The Party's Actual Mandate Coming Out of the AGM
The new executive elected at the May 2 AGM was handed a specific stated mandate: actively oppose provincial referendum questions. That is a pointed directive in a province where the UCP held 50 percent support among decided voters as of January 2026, with the NDP at 37 percent. The Liberals do not appear in that polling breakdown — which tells you something about the scale of the rebuild ahead.
A Leadership Race Already on the Calendar
Roggeveen announced his intention to resign back in December 2025, contingent on a new leader being elected or appointed. That race is now formally underway. Nominations close August 12, membership sales cut off September 12, voting runs September 19 to 24, and results land September 25, 2026.

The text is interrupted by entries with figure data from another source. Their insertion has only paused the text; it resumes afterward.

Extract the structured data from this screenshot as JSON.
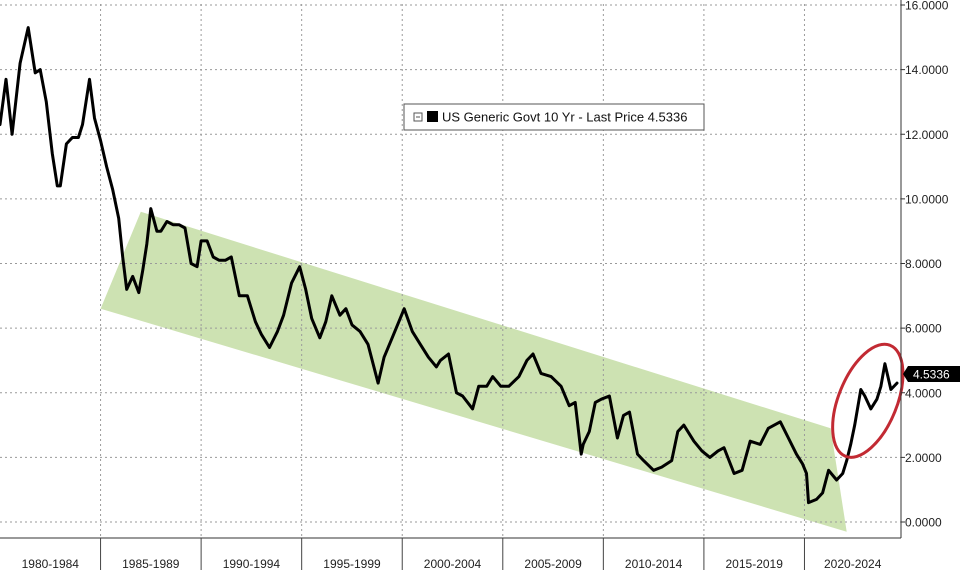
{
  "chart_data": {
    "type": "line",
    "title": "",
    "xlabel": "",
    "ylabel": "",
    "x_range": [
      1980,
      2024.8
    ],
    "ylim": [
      -0.3,
      16.2
    ],
    "y_ticks": [
      "0.0000",
      "2.0000",
      "4.0000",
      "6.0000",
      "8.0000",
      "10.0000",
      "12.0000",
      "14.0000",
      "16.0000"
    ],
    "y_tick_values": [
      0,
      2,
      4,
      6,
      8,
      10,
      12,
      14,
      16
    ],
    "x_tick_labels": [
      "1980-1984",
      "1985-1989",
      "1990-1994",
      "1995-1999",
      "2000-2004",
      "2005-2009",
      "2010-2014",
      "2015-2019",
      "2020-2024"
    ],
    "x_period_starts": [
      1980,
      1985,
      1990,
      1995,
      2000,
      2005,
      2010,
      2015,
      2020
    ],
    "grid": "dotted",
    "y_axis_side": "right",
    "legend_position": "top-center",
    "series": [
      {
        "name": "US Generic Govt 10 Yr - Last Price 4.5336",
        "color": "#000000",
        "x": [
          1980.0,
          1980.3,
          1980.6,
          1981.0,
          1981.4,
          1981.75,
          1982.0,
          1982.3,
          1982.6,
          1982.85,
          1983.0,
          1983.3,
          1983.6,
          1983.9,
          1984.1,
          1984.45,
          1984.7,
          1985.0,
          1985.3,
          1985.6,
          1985.9,
          1986.1,
          1986.3,
          1986.6,
          1986.9,
          1987.1,
          1987.3,
          1987.5,
          1987.8,
          1988.0,
          1988.3,
          1988.6,
          1988.9,
          1989.2,
          1989.5,
          1989.8,
          1990.0,
          1990.3,
          1990.6,
          1990.9,
          1991.2,
          1991.5,
          1991.9,
          1992.3,
          1992.7,
          1993.0,
          1993.4,
          1993.8,
          1994.1,
          1994.5,
          1994.9,
          1995.2,
          1995.5,
          1995.9,
          1996.2,
          1996.5,
          1996.9,
          1997.2,
          1997.5,
          1997.9,
          1998.3,
          1998.8,
          1999.1,
          1999.5,
          1999.9,
          2000.1,
          2000.5,
          2000.9,
          2001.3,
          2001.7,
          2001.9,
          2002.3,
          2002.7,
          2003.0,
          2003.5,
          2003.8,
          2004.2,
          2004.5,
          2004.9,
          2005.3,
          2005.8,
          2006.2,
          2006.5,
          2006.9,
          2007.4,
          2007.9,
          2008.3,
          2008.6,
          2008.9,
          2009.0,
          2009.3,
          2009.6,
          2009.9,
          2010.3,
          2010.7,
          2011.0,
          2011.3,
          2011.7,
          2012.0,
          2012.5,
          2012.9,
          2013.4,
          2013.7,
          2014.0,
          2014.5,
          2014.9,
          2015.3,
          2015.7,
          2016.0,
          2016.5,
          2016.9,
          2017.3,
          2017.8,
          2018.2,
          2018.8,
          2019.2,
          2019.6,
          2019.9,
          2020.1,
          2020.2,
          2020.6,
          2020.9,
          2021.2,
          2021.6,
          2021.9,
          2022.1,
          2022.3,
          2022.5,
          2022.8,
          2023.0,
          2023.3,
          2023.6,
          2023.8,
          2024.0,
          2024.3,
          2024.6
        ],
        "values": [
          12.3,
          13.7,
          12.0,
          14.2,
          15.3,
          13.9,
          14.0,
          13.0,
          11.4,
          10.4,
          10.4,
          11.7,
          11.9,
          11.9,
          12.3,
          13.7,
          12.5,
          11.8,
          11.0,
          10.3,
          9.4,
          8.2,
          7.2,
          7.6,
          7.1,
          7.8,
          8.6,
          9.7,
          9.0,
          9.0,
          9.3,
          9.2,
          9.2,
          9.1,
          8.0,
          7.9,
          8.7,
          8.7,
          8.2,
          8.1,
          8.1,
          8.2,
          7.0,
          7.0,
          6.2,
          5.8,
          5.4,
          5.9,
          6.4,
          7.4,
          7.9,
          7.2,
          6.3,
          5.7,
          6.2,
          7.0,
          6.4,
          6.6,
          6.1,
          5.9,
          5.5,
          4.3,
          5.1,
          5.7,
          6.3,
          6.6,
          5.9,
          5.5,
          5.1,
          4.8,
          5.0,
          5.2,
          4.0,
          3.9,
          3.5,
          4.2,
          4.2,
          4.5,
          4.2,
          4.2,
          4.5,
          5.0,
          5.2,
          4.6,
          4.5,
          4.2,
          3.6,
          3.7,
          2.1,
          2.4,
          2.8,
          3.7,
          3.8,
          3.9,
          2.6,
          3.3,
          3.4,
          2.1,
          1.9,
          1.6,
          1.7,
          1.9,
          2.8,
          3.0,
          2.5,
          2.2,
          2.0,
          2.2,
          2.3,
          1.5,
          1.6,
          2.5,
          2.4,
          2.9,
          3.1,
          2.6,
          2.1,
          1.8,
          1.5,
          0.6,
          0.7,
          0.9,
          1.6,
          1.3,
          1.5,
          1.9,
          2.4,
          3.0,
          4.1,
          3.9,
          3.5,
          3.8,
          4.2,
          4.9,
          4.1,
          4.3
        ]
      }
    ],
    "last_price_label": "4.5336",
    "last_price_value": 4.5336,
    "channel": {
      "color": "#cde2b2",
      "upper": {
        "x0": 1987.0,
        "y0": 9.6,
        "x1": 2021.3,
        "y1": 2.9
      },
      "lower": {
        "x0": 1985.0,
        "y0": 6.6,
        "x1": 2022.1,
        "y1": -0.3
      }
    },
    "highlight": {
      "shape": "ellipse",
      "color": "#c22a33",
      "x_range": [
        2021.7,
        2024.6
      ],
      "y_range": [
        1.9,
        5.6
      ]
    }
  },
  "legend": {
    "label": "US Generic Govt 10 Yr - Last Price 4.5336"
  }
}
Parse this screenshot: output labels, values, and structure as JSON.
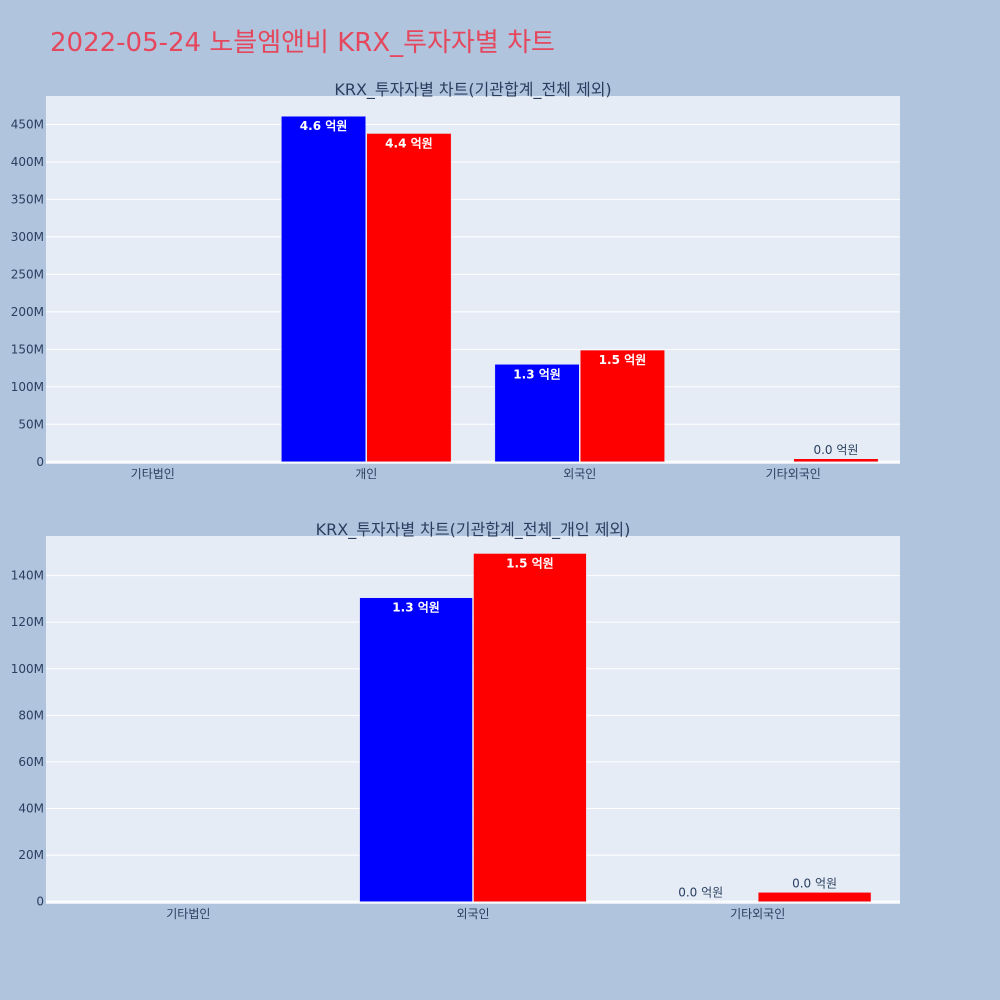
{
  "page_title": "2022-05-24 노블엠앤비 KRX_투자자별 차트",
  "colors": {
    "background": "#b0c4de",
    "plot_bg": "#e5ecf6",
    "title": "#e5475d",
    "buy": "#0000ff",
    "sell": "#ff0000",
    "grid": "#ffffff",
    "text": "#2a3f5f"
  },
  "chart_data": [
    {
      "type": "bar",
      "title": "KRX_투자자별 차트(기관합계_전체 제외)",
      "categories": [
        "기타법인",
        "개인",
        "외국인",
        "기타외국인"
      ],
      "series": [
        {
          "color": "#0000ff",
          "values": [
            0,
            461000000,
            130000000,
            0
          ],
          "labels": [
            "",
            "4.6 억원",
            "1.3 억원",
            ""
          ]
        },
        {
          "color": "#ff0000",
          "values": [
            0,
            438000000,
            149000000,
            4000000
          ],
          "labels": [
            "",
            "4.4 억원",
            "1.5 억원",
            "0.0 억원"
          ]
        }
      ],
      "yticks": [
        "0",
        "50M",
        "100M",
        "150M",
        "200M",
        "250M",
        "300M",
        "350M",
        "400M",
        "450M"
      ],
      "ytick_values": [
        0,
        50000000,
        100000000,
        150000000,
        200000000,
        250000000,
        300000000,
        350000000,
        400000000,
        450000000
      ],
      "ylim": [
        -3000000,
        488000000
      ],
      "grid": true,
      "legend": "none"
    },
    {
      "type": "bar",
      "title": "KRX_투자자별 차트(기관합계_전체_개인 제외)",
      "categories": [
        "기타법인",
        "외국인",
        "기타외국인"
      ],
      "series": [
        {
          "color": "#0000ff",
          "values": [
            0,
            130500000,
            0
          ],
          "labels": [
            "",
            "1.3 억원",
            "0.0 억원"
          ]
        },
        {
          "color": "#ff0000",
          "values": [
            0,
            149500000,
            4000000
          ],
          "labels": [
            "",
            "1.5 억원",
            "0.0 억원"
          ]
        }
      ],
      "yticks": [
        "0",
        "20M",
        "40M",
        "60M",
        "80M",
        "100M",
        "120M",
        "140M"
      ],
      "ytick_values": [
        0,
        20000000,
        40000000,
        60000000,
        80000000,
        100000000,
        120000000,
        140000000
      ],
      "ylim": [
        -1000000,
        157000000
      ],
      "grid": true,
      "legend": "none"
    }
  ]
}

For Calgarians who lean centre-left but have watched the provincial Liberals operate as more of a heritage brand than a governing alternative, the timeline is real. A new leader will be named before the leaves turn.
Why This Is Worth Watching, Even If You Don't Vote Liberal
A functional centre-left alternative to the NDP changes the provincial conversation. It splits votes, forces policy differentiation, and occasionally produces the kind of pressure that moves a governing party off a position it was comfortable holding. Right now, that function barely exists in Alberta.
Whether the new executive and an eventual new leader can turn a mandate to fight referendum questions into something resembling a coherent political identity — that is the actual story. The Carter chapter, takeover or not, was always a subplot.
Elections Alberta maintains public financial disclosure reports for the party through 2025 and into 2026, so the money trail for this rebuild will eventually be readable. The question is whether anyone will be paying attention by September.